Sen. Barack Obama recently chided his running mate, Joe Biden, for engaging in “rhetorical flourishes” after the Delaware Democrat predicted that hostile foreign elements would test the mettle of a President Obama in the first six months of his term. Speaker of the House, Nancy Pelosi, should receive a similar upbraiding for the ill-considered remarks she made to the Associated Press on the future of comprehensive immigration reform:

Pelosi . . . said Congress would have to tackle the politically sticky job of overhauling immigration laws in the new Congress, after a bipartisan measure collapsed last year. The estimated 12 million immigrants in the U.S. illegally ‘are part of the U.S. economy. We cannot send them all home, and we cannot send them all to jail, so we have to address it,’ Pelosi said.
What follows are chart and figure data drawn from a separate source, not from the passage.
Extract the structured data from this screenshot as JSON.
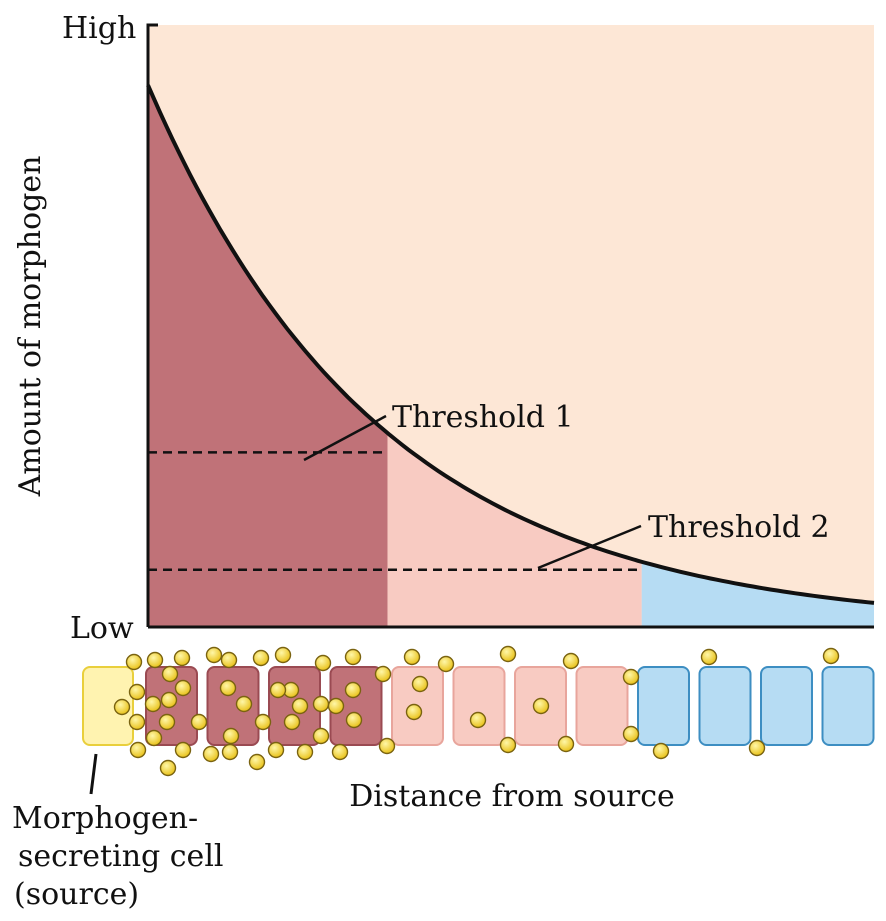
{
  "axes": {
    "y_title": "Amount of morphogen",
    "y_high_label": "High",
    "y_low_label": "Low",
    "x_title": "Distance from source"
  },
  "thresholds": [
    {
      "label": "Threshold 1",
      "level": 0.29
    },
    {
      "label": "Threshold 2",
      "level": 0.095
    }
  ],
  "curve": {
    "start_level": 0.9,
    "end_level": 0.04,
    "threshold1_crossing": 0.33,
    "threshold2_crossing": 0.68
  },
  "regions": [
    {
      "name": "high-response",
      "color": "#c07278"
    },
    {
      "name": "mid-response",
      "color": "#f8cbc2"
    },
    {
      "name": "low-response",
      "color": "#b6dcf3"
    }
  ],
  "background_color": "#fde7d6",
  "source_cell": {
    "label_lines": [
      "Morphogen-",
      "secreting cell",
      "(source)"
    ],
    "color": "#fff3b0"
  },
  "cells": [
    {
      "type": "high"
    },
    {
      "type": "high"
    },
    {
      "type": "high"
    },
    {
      "type": "high"
    },
    {
      "type": "mid"
    },
    {
      "type": "mid"
    },
    {
      "type": "mid"
    },
    {
      "type": "mid"
    },
    {
      "type": "low"
    },
    {
      "type": "low"
    },
    {
      "type": "low"
    },
    {
      "type": "low"
    }
  ]
}
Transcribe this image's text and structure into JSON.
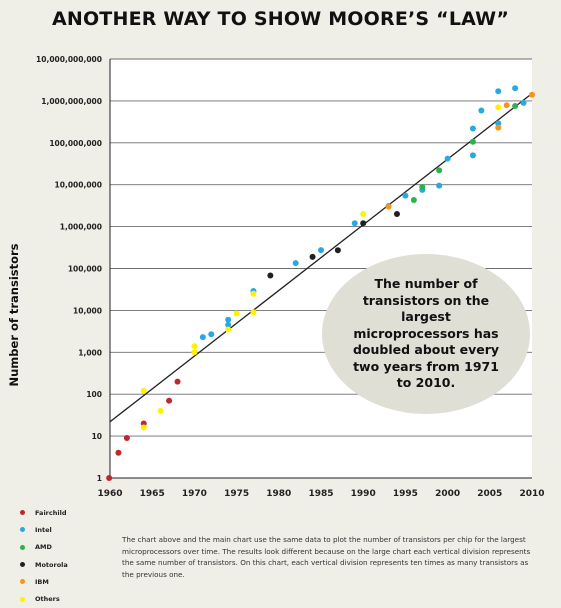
{
  "title": "ANOTHER WAY TO SHOW MOORE’S “LAW”",
  "note": "The number of transistors on the largest microprocessors has doubled about every two years from 1971 to 2010.",
  "caption": "The chart above and the main chart use the same data to plot the number of transistors per chip for the largest microprocessors over time. The results look different because on the large chart each vertical division represents the same number of transistors. On this chart, each vertical division represents ten times as many transistors as the previous one.",
  "legend": [
    {
      "name": "Fairchild",
      "color": "#c0272d"
    },
    {
      "name": "Intel",
      "color": "#27aae1"
    },
    {
      "name": "AMD",
      "color": "#2bb24c"
    },
    {
      "name": "Motorola",
      "color": "#231f20"
    },
    {
      "name": "IBM",
      "color": "#f7941d"
    },
    {
      "name": "Others",
      "color": "#fff200"
    }
  ],
  "chart_data": {
    "type": "scatter",
    "title": "ANOTHER WAY TO SHOW MOORE’S “LAW”",
    "xlabel": "",
    "ylabel": "Number of transistors",
    "xlim": [
      1960,
      2010
    ],
    "ylim": [
      1,
      10000000000
    ],
    "yscale": "log",
    "grid": true,
    "x_ticks": [
      "1960",
      "1965",
      "1970",
      "1975",
      "1980",
      "1985",
      "1990",
      "1995",
      "2000",
      "2005",
      "2010"
    ],
    "y_ticks": [
      "1",
      "10",
      "100",
      "1,000",
      "10,000",
      "100,000",
      "1,000,000",
      "10,000,000",
      "100,000,000",
      "1,000,000,000",
      "10,000,000,000"
    ],
    "trend_line": {
      "x": [
        1960,
        2010
      ],
      "y": [
        22,
        1500000000
      ]
    },
    "series": [
      {
        "name": "Fairchild",
        "color": "#c0272d",
        "x": [
          1959.9,
          1961,
          1962,
          1964,
          1967,
          1968
        ],
        "y": [
          1,
          4,
          9,
          20,
          70,
          200
        ]
      },
      {
        "name": "Intel",
        "color": "#27aae1",
        "x": [
          1971,
          1972,
          1974,
          1974,
          1977,
          1982,
          1985,
          1989,
          1993,
          1995,
          1997,
          1999,
          2000,
          2003,
          2003,
          2004,
          2006,
          2006,
          2008,
          2009
        ],
        "y": [
          2300,
          2700,
          4500,
          6000,
          29000,
          134000,
          275000,
          1200000,
          3100000,
          5500000,
          7500000,
          9500000,
          42000000,
          220000000,
          50000000,
          590000000,
          1700000000,
          291000000,
          2000000000,
          900000000
        ]
      },
      {
        "name": "AMD",
        "color": "#2bb24c",
        "x": [
          1996,
          1997,
          1999,
          2003,
          2008
        ],
        "y": [
          4300000,
          8800000,
          22000000,
          106000000,
          758000000
        ]
      },
      {
        "name": "Motorola",
        "color": "#231f20",
        "x": [
          1979,
          1984,
          1987,
          1990,
          1994
        ],
        "y": [
          68000,
          190000,
          273000,
          1200000,
          2000000
        ]
      },
      {
        "name": "IBM",
        "color": "#f7941d",
        "x": [
          1993,
          2006,
          2007,
          2010
        ],
        "y": [
          3000000,
          230000000,
          790000000,
          1400000000
        ]
      },
      {
        "name": "Others",
        "color": "#fff200",
        "x": [
          1964,
          1964,
          1966,
          1970,
          1970,
          1974,
          1975,
          1977,
          1977,
          1990,
          2006
        ],
        "y": [
          120,
          16,
          40,
          1000,
          1400,
          3500,
          8500,
          9000,
          25000,
          2000000,
          700000000
        ]
      }
    ]
  }
}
Any solution would have to be bipartisan, she said, so it may require sacrificing some of Democrats’ past priorities, such as giving illegal immigrants a path to citizenship. ‘Maybe there never is a path to citizenship if you came here illegally,’ Pelosi said. ‘I would hope that there could be, but maybe there isn’t.’

Obama supporters and media pundits have been scratching their head and wondering aloud, “What could Joe Biden have been thinking?” Supporters of comprehensive immigration reform ask the same question about Pelosi’s unilateral elimination of an important human aspiration (even before an election outcome she hopes will be a Democratic mandate for reform).

Why did Speaker Pelosi, before votes are even counted, throw the undocumented under the bus of a supposed Republican blowback against a path to legal status? What if the Republican minority in the house sinks to inconseqential proportions and a filibuster-proof Democratically-controlled Senate is elected?

The first rule of negotiation is never to bid against yourself. Why in this pre-election phase, should she preemptively dash the hopes of the undocumented to be granted equality of civil rights (notwithstanding their violations of noncriminal immigration law provisions, but only after their debt to society is repaid through payment of fines and back taxes)? Has she forgotten the discrimination visited upon her Italian ancestors when they were a despised underclass in an earlier xenophobic era? America must not tarnish our heritage as a nation of immigrants by enacting laws creating a permanent lower-caste population of off-the-path human beings.

Will the Champion of Change rebuke Speaker Pelosi’s Audacity of No-Hope?